Financial Decision Making (M1) Tutorial Questions
Question 1: Effects of Hypothetical Events on Businesses
Business 1: IKEA
Event 1: Political Embargo
Relations deteriorate between two regional superpowers, resulting in a complete halt of trade.
Impact on IKEA:
Distribution centers located in 18 countries and over 1000 suppliers.
Manufacturing locations:
European: Poland, Italy, Germany, Sweden
Asia: China, Vietnam, Malaysia
Other: USA
Due to IKEA's diverse supply chain, immediate effects could be mitigated.
Disruptions and Shortages:
Potential disruptions in supplier production chains may lead to decreased supply or increased prices.
Economic uncertainty could reduce general economic activity, impacting sales.
Event 2: Worldwide Ban on Logging Old-Growth Forests
Only wood from plantations can be used for manufacturing.
Impact on IKEA:
IKEA already prioritizes sourcing wood from sustainable practices.
Ability to quickly find alternate suppliers due to extensive supply chain and market power.
Cost Concerns:
Reduced wood supply could increase material costs.
IKEA’s purchasing power may enable negotiation for better prices.
Sustainable Practices:
IKEA advocates for using sustainable wood in their products.
Business 2: Small City-Based Furniture Shop
Event 1: Political Embargo
Smaller impact compared to IKEA, particularly if selling primarily to local consumers.
Will still experience a reduction in economic activity due to the embargo.
Event 2: Worldwide Ban on Logging Old-Growth Forests
Impact on the Small Shop:
May face greater challenges finding new timber suppliers if current suppliers are affected.
Limited customer price sensitivity might mitigate overall impact, allowing the shop to adjust better than larger businesses.
Question 2: Benefits of Considering Sustainability for Organizations
Cost Reductions
Decreased waste leads to lower operational costs.
Reduced risk of negative consequences from poor social or environmental performance.
Improved employee productivity due to enhanced workplace conditions.
Reputational Effects
Customers often prefer purchasing from sustainable organizations.
Reduced risk of government intervention as compliance improves.
Enhanced appeal to employees who prefer to work for socially responsible organizations.
Competitive Advantage
Being prepared for future developments allows organizations to stay ahead of competitors.
Question 3: Three Pillars of Sustainability
Economic Pillar
Traditional economic performance reflects profit and return on capital.
Recent definitions focus on economic value created over time, calculated as profit minus cost of capital employed.
Sustainable organizations must ensure profitability for continued operation.
Environmental Pillar
Involves activities relating to natural capital and ensuring their operations are environmentally sustainable.

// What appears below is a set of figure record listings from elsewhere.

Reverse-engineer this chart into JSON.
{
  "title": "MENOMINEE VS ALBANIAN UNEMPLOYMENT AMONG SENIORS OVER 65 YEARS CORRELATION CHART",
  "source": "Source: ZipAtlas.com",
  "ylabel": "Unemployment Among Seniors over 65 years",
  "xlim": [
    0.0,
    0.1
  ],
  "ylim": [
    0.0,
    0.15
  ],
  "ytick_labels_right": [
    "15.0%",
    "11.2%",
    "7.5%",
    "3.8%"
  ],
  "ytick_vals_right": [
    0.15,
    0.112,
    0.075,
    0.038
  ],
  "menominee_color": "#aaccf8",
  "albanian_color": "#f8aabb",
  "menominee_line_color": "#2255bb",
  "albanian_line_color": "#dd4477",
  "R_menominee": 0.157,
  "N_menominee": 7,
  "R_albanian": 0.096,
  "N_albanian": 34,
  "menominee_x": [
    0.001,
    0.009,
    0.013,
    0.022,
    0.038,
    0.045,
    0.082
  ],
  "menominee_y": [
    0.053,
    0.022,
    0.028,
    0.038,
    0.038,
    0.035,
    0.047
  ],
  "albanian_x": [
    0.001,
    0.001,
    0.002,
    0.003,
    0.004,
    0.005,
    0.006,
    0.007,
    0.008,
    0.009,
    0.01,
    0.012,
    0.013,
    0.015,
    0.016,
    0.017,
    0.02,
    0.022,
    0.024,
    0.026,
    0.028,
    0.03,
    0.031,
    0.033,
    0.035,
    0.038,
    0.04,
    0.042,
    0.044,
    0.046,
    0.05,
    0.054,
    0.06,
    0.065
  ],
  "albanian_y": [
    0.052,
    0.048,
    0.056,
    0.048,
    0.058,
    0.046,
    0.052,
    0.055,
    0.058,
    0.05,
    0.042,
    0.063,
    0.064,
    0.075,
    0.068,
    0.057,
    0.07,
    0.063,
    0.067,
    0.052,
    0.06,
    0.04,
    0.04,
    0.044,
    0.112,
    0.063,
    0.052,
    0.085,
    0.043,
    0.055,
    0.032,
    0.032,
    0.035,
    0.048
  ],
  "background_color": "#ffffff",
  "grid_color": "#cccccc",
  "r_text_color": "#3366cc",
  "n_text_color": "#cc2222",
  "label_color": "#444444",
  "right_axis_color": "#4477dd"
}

Natural capital classifications:
Critical natural capital (irreplaceable)
Renewable, replaceable, or substitutable natural capital (can be replenished).
Environmental Bottom Line:
Evaluates the impact of operations on natural capital sustainability.
Social Pillar
Encompasses human capital (health, skills, education of employees/communities) and their potential for wealth creation.
Social Capital Definition:
Described by Fukuyama (1995) as the capacity of individuals to collaborate for mutual benefit.
Importance of trust in enhancing organizational efficiency and creating positive social relationships.
Examples of Social Capital:
Fair wages, ethical supplier relations, safe working conditions, and consumer product safety.
Question 4: Stakeholders in the Business Community
Seven Key Stakeholders
Investors
Interest: Need assurance that their investment is sound.
Creditors
Interest: Require evaluation of the entity’s ability to meet debt obligations.
Employees (and Trade Unions)
Interest: Seek assurance of job security, wages, and safe working environments.
Customers
Interest: Concerned with product availability, warranties, and safety.
Government
Interest: Ensures compliance with regulations from entities like ATO, ASIC, ACCC, APRA.
Special Interest Groups
Interest: Focus on advocacy for environmental, social, or industrial concerns.
Community
Interest: Monitors the entity’s contributions to local welfare and economic growth.
Question 5: CSR Activities for Firms in 'Sin' Industries
No definitive model answer provided; emphasis on the ability to articulate benefits of CSR initiatives to stakeholders depending on specifics of the firm's situation and the concerns of each stakeholder group.
Question 6: Engagement in CSR by Firms in 'Righteous' Industries
No definitive model answer provided; emphasis on clarity in communicating benefits of CSR to stakeholders or justification for focusing resources elsewhere if CSR is deemed unnecessary.